With 11 days left until November 3, and over 50 million Americans having already voted, it’s obvious that the president and his party are running out of opportunities to make the gains they need to hang onto the White House and the Senate. The final presidential debate was a source of relief to many Republicans, but no one seriously suggests Trump flipped a lot of voters with a performance that only looked dazzling when compared to his first-debate disaster.
Trump has eaten into Biden’s national polling lead with the tiny bites of an ant on a baguette. According to FiveThirtyEight, Biden’s lead is at 9.8 percent; at RealClearPolitics it’s at 7.9 percent, though at RCP you could argue pro-Republican outlier polls (from Rasmussen, IDB/TIPP, and HarrisX-Hill) put a thumb on the scales a bit for Trump whenever they appear. At this point in 2016, Hillary Clinton led Trump by 4.6 percent, which means that dramatic late surge for the Republican we all remember actually amounted to 2.5 percent. As Amy Walter of Cook Political Report reminds us, Trump’s incredibly stable job-approval numbers just don’t show an incumbent whose ceiling is going to suddenly leap, particularly in a year when the pool of available swing voters is simply smaller than it was in 2016:
[I]n 2004, the final Gallup poll showed George W. Bush with a 48 percent job approval rating.
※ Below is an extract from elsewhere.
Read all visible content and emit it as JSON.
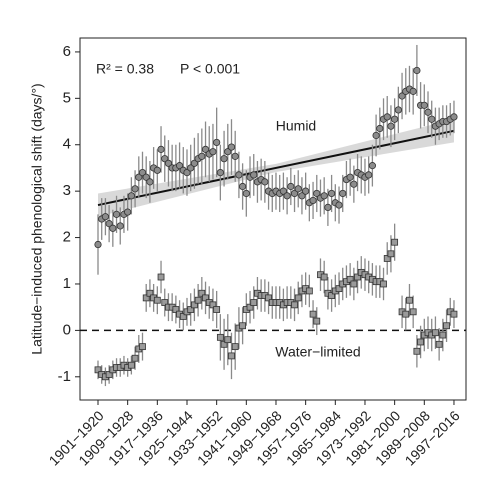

Bush won re-election that year with just over 50 percent (50.7 percent). President Obama’s final October Gallup poll showed him at 50 percent job approval. He won with 51 percent.
Today, Trump is sitting at a 43 percent approval rating. Even if he picked up 1-3 points on Election Day (as Bush and Obama did), that would get him to just 44-46 percent of the national vote. But, in a race where the third party vote will be half of what it was last time (somewhere between 2-3 points), even if Trump were to hit 46 percent of the national vote as he did in 2016, he would trail Biden by 6 points in the national vote (52-46).
As noted here repeatedly, Trump’s one remaining advantage is in the Electoral College, so in theory a relatively small shift in Biden’s national lead might spill a number of states into the president’s basket. Looking at the most recent state polls, though, it’s hard to put together a credible list of states that might put Trump over the top. Right now FiveThirtyEight’s most likely “tipping-point” state — the state most likely to deliver an Electoral College majority to the winner — is Pennsylvania. According to their polling averages, Biden leads there by 6.2 percent. The latest gold-standard poll from Pennsylvania, via Muhlenberg College, shows Biden up by seven points among likely voters, with a majority (51 percent) of the vote. His lead is very stable, too: The last public Pennsylvania poll showing Trump in the lead was taken in May.
At present, moreover, Biden is ahead in so many battleground states that Trump would need a uniform swing to claw them back, which is by no means a cinch. At present, again using FiveThirtyEight polling data, Biden leads in Michigan (7.5 percent), Wisconsin (6.6 percent), Nevada (6.6 percent), Arizona (3.5 percent), Florida (3.3 percent), North Carolina (2.9 percent), Iowa (1.0 percent), and Georgia (0.9 percent). If Trump carried all the states where he currently trails by less than 4 percent, he’d still be 11 electoral votes short of victory. That’s a tall order, and, again, it’s about as likely that the home-stretch trends will go in the opposite direction.
Republican hopes for hanging onto the Senate continue to depend on reversing some long-standing Democratic leads. The best news for the GOP is an October 14–20 Reuters/Ipsos survey in North Carolina showing Republican incumbent Thom Tillis tied with Democrat Cal Cunningham at 47 percent. Until a recent sexting scandal hit Cunningham, he was cruising along with a steady if narrow lead. Cunningham is now running slightly behind Joe Biden in North Carolina, at least in that poll. If Republicans can pull that one out, their odds of retaining a majority go up significantly.
There was also modest good news for Republicans in rarely polled Senate races on their home turf. In Alaska, two Democratic-leaning pollsters (PPP and CNBC/Change Research) showed Republican incumbent Dan Sullivan with a three-point lead over Al Gross. And in Kansas, the gold-standard New York Times/Siena College outfit showed Republican Roger Marshall with a four-point lead over Democrat Barbara Bollier. On the other hand, in Michigan, where Republicans have been hoping for a John James upset over incumbent Gary Peters, a flotilla of new polls (from Fox News, EPIC-MRA, MIRS/Mitchell Research, CNBC-Change Research, and even Hill-HarrisX) showed Peters leading by at least five points. The relentlessly pro-GOP Trafalgar Group is the only pollster showing James ahead.
We are now getting into “final poll” territory for many public-opinion outlets, and if some last-minute Republican surge is indeed going to happen, we should see it very soon.